Scontro serale in via Molino a Vento, portapizze all'ospedale

Luca Marsi·
Scontro serale in via Molino a Vento, portapizze all'ospedale

Un sinistro stradale che ha coinvolto un portapizze alla guida di uno scooter, si è verificato nella serata di mercoledì 1 aprile 2026, attorno alle ore 22.25, in zona Molino a Vento a Trieste.

A intervenire nei primi momenti è stata una guardia giurata della STSEC Vigilanza, presente sul posto.

Intervento immediato per la sicurezza

In attesa dell’arrivo della Polizia locale, la guardia giurata ha provveduto a mettere in sicurezza l’area, gestendo la situazione per evitare ulteriori rischi alla circolazione. Lo scooterista, da quanto appreso, è caduto a terra a seguito di una mancata precedenza da parte di un'auto..
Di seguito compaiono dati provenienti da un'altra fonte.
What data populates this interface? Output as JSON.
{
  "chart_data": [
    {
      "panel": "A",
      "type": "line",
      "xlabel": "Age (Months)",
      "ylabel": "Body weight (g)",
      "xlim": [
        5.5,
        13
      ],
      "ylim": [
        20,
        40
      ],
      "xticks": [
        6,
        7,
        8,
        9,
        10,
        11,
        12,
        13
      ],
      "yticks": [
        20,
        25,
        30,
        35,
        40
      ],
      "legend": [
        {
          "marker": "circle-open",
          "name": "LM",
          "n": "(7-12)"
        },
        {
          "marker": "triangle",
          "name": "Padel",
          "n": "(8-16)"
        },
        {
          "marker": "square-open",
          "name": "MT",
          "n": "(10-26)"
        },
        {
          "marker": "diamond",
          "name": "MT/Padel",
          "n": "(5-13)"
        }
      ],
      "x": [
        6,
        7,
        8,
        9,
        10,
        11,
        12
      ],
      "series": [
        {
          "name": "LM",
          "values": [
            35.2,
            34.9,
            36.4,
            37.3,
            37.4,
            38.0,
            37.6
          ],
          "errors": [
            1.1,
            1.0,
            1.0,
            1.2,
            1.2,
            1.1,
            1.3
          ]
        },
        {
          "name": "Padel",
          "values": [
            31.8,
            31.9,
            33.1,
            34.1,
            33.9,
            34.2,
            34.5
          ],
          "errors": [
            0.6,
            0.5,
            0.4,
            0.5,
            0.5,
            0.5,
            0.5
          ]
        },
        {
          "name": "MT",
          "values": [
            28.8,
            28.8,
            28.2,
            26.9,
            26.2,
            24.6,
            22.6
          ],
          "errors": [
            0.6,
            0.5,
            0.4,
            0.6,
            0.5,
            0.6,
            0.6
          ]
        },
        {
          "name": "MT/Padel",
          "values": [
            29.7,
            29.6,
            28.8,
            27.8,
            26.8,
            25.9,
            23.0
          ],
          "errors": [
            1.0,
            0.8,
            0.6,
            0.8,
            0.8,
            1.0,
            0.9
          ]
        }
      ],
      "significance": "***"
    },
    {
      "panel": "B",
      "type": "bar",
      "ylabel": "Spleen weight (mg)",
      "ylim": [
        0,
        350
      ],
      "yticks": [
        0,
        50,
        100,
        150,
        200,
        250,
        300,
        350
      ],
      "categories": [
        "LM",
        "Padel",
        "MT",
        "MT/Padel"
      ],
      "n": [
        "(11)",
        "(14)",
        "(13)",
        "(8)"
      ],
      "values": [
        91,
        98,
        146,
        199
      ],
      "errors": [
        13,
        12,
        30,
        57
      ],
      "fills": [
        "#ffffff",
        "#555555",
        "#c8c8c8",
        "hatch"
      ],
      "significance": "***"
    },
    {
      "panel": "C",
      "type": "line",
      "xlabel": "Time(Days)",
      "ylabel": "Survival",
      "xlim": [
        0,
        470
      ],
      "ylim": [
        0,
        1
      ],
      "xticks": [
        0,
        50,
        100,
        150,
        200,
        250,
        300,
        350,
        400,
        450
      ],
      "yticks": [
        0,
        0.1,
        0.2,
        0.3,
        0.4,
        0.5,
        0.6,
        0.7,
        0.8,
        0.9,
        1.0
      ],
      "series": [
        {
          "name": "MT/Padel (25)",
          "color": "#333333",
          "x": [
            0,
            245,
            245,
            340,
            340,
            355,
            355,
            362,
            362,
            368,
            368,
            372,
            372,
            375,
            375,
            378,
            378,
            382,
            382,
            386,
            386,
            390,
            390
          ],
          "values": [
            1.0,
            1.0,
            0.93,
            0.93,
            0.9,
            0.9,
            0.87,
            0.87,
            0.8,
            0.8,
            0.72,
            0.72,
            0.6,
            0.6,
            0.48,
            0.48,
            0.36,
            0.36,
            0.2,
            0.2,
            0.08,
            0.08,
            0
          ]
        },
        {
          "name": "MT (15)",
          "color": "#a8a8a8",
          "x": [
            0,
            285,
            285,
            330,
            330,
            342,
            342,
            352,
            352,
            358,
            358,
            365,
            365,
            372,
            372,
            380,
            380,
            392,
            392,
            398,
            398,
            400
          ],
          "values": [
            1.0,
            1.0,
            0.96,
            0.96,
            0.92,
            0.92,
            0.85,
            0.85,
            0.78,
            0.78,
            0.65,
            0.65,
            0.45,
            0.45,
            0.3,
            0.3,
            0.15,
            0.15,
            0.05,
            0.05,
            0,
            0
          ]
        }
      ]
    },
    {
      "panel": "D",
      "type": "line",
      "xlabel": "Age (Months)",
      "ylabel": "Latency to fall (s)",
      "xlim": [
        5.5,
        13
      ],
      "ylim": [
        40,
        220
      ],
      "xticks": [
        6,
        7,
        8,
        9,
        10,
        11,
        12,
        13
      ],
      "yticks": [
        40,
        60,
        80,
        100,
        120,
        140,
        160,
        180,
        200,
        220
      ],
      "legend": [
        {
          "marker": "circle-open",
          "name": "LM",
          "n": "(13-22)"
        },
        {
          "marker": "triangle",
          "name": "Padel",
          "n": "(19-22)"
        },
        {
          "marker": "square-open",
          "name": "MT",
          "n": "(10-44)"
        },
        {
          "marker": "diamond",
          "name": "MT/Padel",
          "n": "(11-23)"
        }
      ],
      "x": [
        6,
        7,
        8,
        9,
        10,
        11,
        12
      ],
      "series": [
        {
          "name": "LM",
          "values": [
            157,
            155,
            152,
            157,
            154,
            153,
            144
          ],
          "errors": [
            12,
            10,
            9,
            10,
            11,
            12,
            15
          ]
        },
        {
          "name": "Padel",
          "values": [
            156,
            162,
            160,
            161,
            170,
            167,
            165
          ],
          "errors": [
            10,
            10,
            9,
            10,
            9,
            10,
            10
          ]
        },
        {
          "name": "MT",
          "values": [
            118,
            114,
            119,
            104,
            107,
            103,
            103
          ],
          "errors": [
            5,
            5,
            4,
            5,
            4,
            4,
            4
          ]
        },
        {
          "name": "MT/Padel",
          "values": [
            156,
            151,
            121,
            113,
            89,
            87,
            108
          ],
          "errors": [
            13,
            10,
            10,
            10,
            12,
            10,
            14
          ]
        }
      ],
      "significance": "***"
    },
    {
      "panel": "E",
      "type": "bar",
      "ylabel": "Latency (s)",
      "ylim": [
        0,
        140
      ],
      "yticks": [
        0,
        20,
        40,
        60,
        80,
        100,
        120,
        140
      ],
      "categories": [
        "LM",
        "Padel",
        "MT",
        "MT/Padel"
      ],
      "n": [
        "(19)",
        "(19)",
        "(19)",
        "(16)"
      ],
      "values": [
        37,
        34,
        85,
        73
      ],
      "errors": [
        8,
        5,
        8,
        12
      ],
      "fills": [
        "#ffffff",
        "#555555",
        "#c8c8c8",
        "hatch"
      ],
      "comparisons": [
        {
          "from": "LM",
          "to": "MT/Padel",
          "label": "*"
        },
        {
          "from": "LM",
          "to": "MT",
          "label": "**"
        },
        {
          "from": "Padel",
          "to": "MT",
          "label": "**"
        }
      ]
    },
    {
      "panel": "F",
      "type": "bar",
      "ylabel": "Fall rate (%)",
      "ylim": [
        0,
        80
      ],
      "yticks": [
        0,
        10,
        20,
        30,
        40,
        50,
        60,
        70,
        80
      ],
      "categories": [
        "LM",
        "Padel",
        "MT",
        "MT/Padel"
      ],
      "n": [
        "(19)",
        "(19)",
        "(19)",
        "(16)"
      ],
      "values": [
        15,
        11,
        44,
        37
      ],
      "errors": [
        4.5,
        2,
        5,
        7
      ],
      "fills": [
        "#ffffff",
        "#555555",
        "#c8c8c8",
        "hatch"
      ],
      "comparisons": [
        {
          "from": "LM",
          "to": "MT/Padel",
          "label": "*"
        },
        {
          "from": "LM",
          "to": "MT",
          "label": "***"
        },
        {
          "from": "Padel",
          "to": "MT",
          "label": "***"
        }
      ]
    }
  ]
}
Un intervento rapido e concreto che ha contribuito a garantire la sicurezza dei veicoli in transito e delle persone coinvolte.

In attesa dei soccorsi

L’area è stata quindi presidiata fino all’arrivo delle forze dell’ordine, chiamate a effettuare i rilievi e a gestire le operazioni successive.

Sull’episodio interviene anche ASGRI – Associazione Sindacale Guardie Riunite d’Italia, che prende posizione dopo quanto accaduto, sottolineando come situazioni di questo tipo rappresentino una realtà sempre più frequente.

Secondo il sindacato, l’intervento della guardia giurata nel sinistro stradale evidenzia ancora una volta un vuoto normativo: operatori che, pur svolgendo funzioni di rilevanza pubblica, non dispongono di strumenti e tutele adeguate.

ASGRI evidenzia come le guardie giurate, già dal 2008 riconosciute come incaricati di pubblico servizio, si trovino spesso a operare in prima linea in contesti complessi — incidenti, emergenze e situazioni di sicurezza — ma senza poteri operativi chiari, formazione istituzionale strutturata e adeguate garanzie giuridiche.

“È un paradosso normativo che non può più essere tollerato”, sottolinea il sindacato, chiedendo una riforma che riconosca formalmente il ruolo svolto sul territorio.

Tra le richieste avanzate figurano il riconoscimento delle funzioni pubbliche, l’introduzione di strumenti operativi definiti, una formazione certificata e il rafforzamento delle tutele per gli operatori.

“Le guardie giurate non chiedono privilegi, ma coerenza”, è la posizione espressa, con l’annuncio di una possibile mobilitazione nazionale per portare il tema all’attenzione delle istituzioni.